Le diagnostic de SFM, fortement attendu par les patients, ressort clairement et de manière paradoxale comme une situation embarrassante pour les médecins. Lorsqu’il est donné et reçu, son intérêt et les répercussions réelles sont discutables, mais aussi révèlent les véritables conditions d’une prise en charge opérationnelle. Le médecin peut exprimer une « ouverture » décisive dans la prise en charge du patient atteint de SFM dont nous avons vu les modalités ou bien au contraire laisser se créer une « fermeture » avec de graves conséquences pour le vécu du patient et l’évolution de sa pathologie (Ranque et Nardon, 2017

). La fermeture la plus préjudiciable et sans aucun doute la plus iatrogène est bien le rejet et le regard péjoratif porté à la demande du patient (par exemple il est très péjoratif de dire « c’est psychologique » sans soigner le psychologique).
Ce sont les points d’ouverture que nous offre la littérature par la voie des patients et des médecins qui sont à investir, à légiférer et à codifier. L’ouverture la plus efficace recouvre l’écoute : celle de la plainte du patient qui, à des degrés divers, exprime que quelque chose ne marche pas dans sa vie, et parallèlement et plus largement l’écoute de ce qui se joue dans la situation SFM dans son ensemble (contextualisation des enjeux sociaux du SFM et de la pratique médicale). Les patients revendiquent davantage d’être crus et écoutés plutôt que de recevoir un diagnostic. S’ils le réclament, c’est aussi parce qu’ils pensent qu’il est la seule voie possible pour être écoutés, pris au sérieux et introduits dans un parcours de soin.
La relation thérapeutique est souvent enfermée dans une suite d’attentes non recevables et une forme de malentendus difficiles à dénouer. Le médecin croit qu’il est obligé de faire un diagnostic, le patient pense que, sans diagnostic, il ne peut être un véritable malade. Le médecin n’a pas l’assurance des dires du patient alors que le patient se soumet au médecin à la fois pour espérer guérir et positionner le médecin dans un rôle de thérapeute.

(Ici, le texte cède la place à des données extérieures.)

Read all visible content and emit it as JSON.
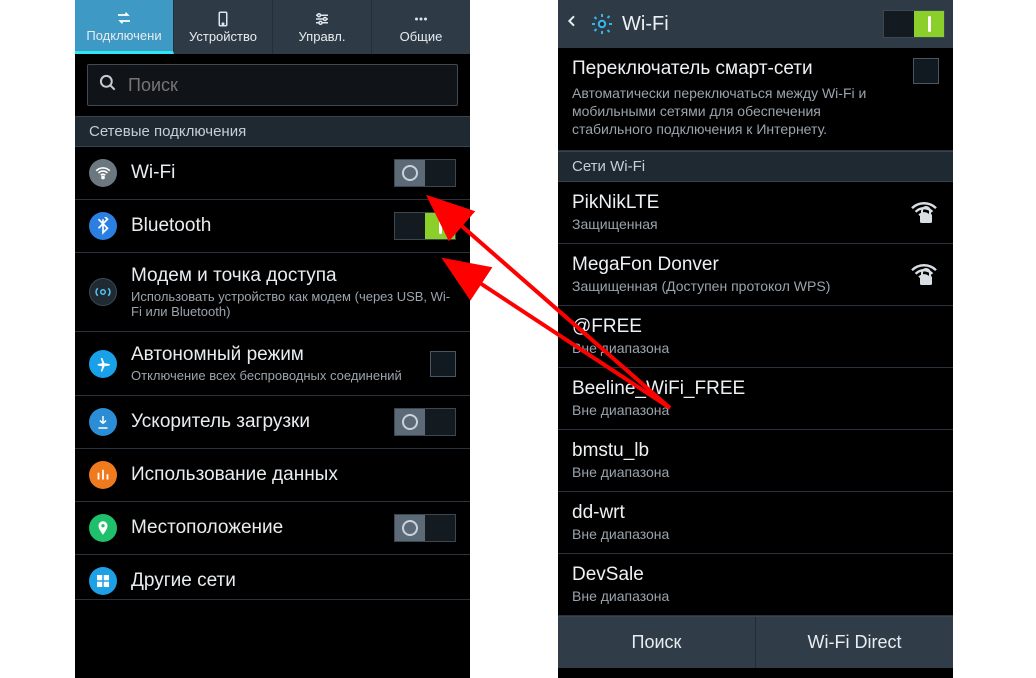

Le malaise, la frustration, voire le désarroi, régulièrement ressentis par les médecins en charge de patients atteints de SFM sont révélateurs du fait que les ressorts de la relation médecin-malade, en situation d’incertitude, sont mal maîtrisés et objets d’inefficacité thérapeutique. L’importance de la relation médecin-malade a été soulignée entre autres par les travaux de Balint qui datent d’il y a près d’un demi-siècle (Balint, 1972) : « Le médicament le plus utilisé en médecine est le médecin lui-même » est bien toujours d’actualité, plus encore sur le terrain du SFM. Nous avons vu combien le médicament (ainsi que toute forme de prescription médicale) représente « un outil qui appartient à l’un et à l’autre, qui circule entre l’un et l’autre et advient dans cet entre-deux comme substance agissante, productrice à la fois de relations, d’actions et de représentations »
1
Traduit par les auteurs : « The medication is a tool, a sort of ingredient which belongs to both actors, and which becomes, between them, a sort of active substance that produces relations, actions and representations ».
(Durif-Bruckert et coll., 2015

). Le SFM est lié et exposé aux contextes et discours sociaux mais aussi à l’organisation de la médecine qui montre ses limites au travers d’un paradoxe anxiogène qui consiste à valoriser l’autonomie du patient alors même que ses savoirs et dires sont encore trop négligés, discutés et objets d’une certaine méfiance, notamment dans le contexte d’un SFM.